当日は、仕事を早めに終わらせてホテルに向かい、部屋でワインを1本飲んでからホテルのレストランで食事をしました。日本酒を飲みながら鍋をつつき、ゆったりとした時間(味はおいといて・・・)を過ごしました。部屋に戻ってまだ少し時間があるので、再びワインを飲んで盛り上がりました。見送りの人がいるからこその贅沢な空港ホテルの利用の仕方ですが、これはなかなかお勧めです。
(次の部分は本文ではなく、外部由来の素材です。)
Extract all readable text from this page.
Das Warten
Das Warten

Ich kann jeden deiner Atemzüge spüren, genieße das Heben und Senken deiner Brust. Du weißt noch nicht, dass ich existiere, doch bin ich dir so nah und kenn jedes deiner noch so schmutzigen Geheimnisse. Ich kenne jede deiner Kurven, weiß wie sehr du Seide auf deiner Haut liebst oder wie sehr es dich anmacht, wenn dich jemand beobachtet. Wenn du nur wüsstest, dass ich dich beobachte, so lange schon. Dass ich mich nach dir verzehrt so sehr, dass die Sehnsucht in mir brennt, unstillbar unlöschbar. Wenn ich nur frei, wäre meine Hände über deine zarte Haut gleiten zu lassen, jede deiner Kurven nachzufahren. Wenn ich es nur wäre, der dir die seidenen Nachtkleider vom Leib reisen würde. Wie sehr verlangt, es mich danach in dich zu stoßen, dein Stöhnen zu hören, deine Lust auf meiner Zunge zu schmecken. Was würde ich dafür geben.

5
予約時に座席指定をしてあるので、チェックインは11時半頃で十分です。渋滞の心配もないので正確に時間が読めます。飛行機の座席で夜を明かすのですから、やはりほんの15分でいいから横になっておこうと、旦那に起こすようにお願いして横になりました。これも優しい旦那様と空港ホテルのおかげです。ぜーたくやね〜♪

何か騒ぎ声が聞こえてきて目が覚めました。一瞬、状況判断ができませんでしたが、これから飛行機に乗ることを思い出して慌てて飛び起きました。熟睡していたので、大声でないと起きなかったようです。瞬間、信じられない言葉が聞こえてきました。「もう飛行機行っちゃった! ど〜しよ、ど〜しよー!!」 えーっ? 時計を見ると午前2時でした…なぜ? 教訓: −酔っ払いを信じてはいけない(含:自分)−

念のため空港に慌てて行ってみると、真っ暗な中、タイ航空のカウンターだけは開いています。翌日午前のチケットに即変更してくれました。寝過ごしてもすぐに空港でチケットの変更ができ、すぐにまた眠りの体制に入れる、空港ホテルは、本当にお勧めです。

財産

名言に「どのように生きるべきかではなく、何をやるかだ」というのがあります。いい言葉だとは思うのですが、「何をやるか」が決まると、次に「それをいつまでやるべきか」が問題となります。私の場合、「125歳まで生きて、死ぬまでそれをやる」という結論に達しました。「死ぬまでそれをやる」ということには、「死ぬ直前まで体と頭が健康で、昼寝をするように死ぬ」という意味が含まれています。「何をやるか」も大事ですが、「死ぬ直前まで体と頭が健康で、昼寝をするように死ぬ」というのは、これ自体が偉業であり、すごい「生き様」というか「死に様」です。この「死に様」を実現できるよう、食事を考え、体と頭を鍛え、気力を持ち続けていこうと思っています。この「生き様」を前提にしますと、私には財産の蓄積など不要です。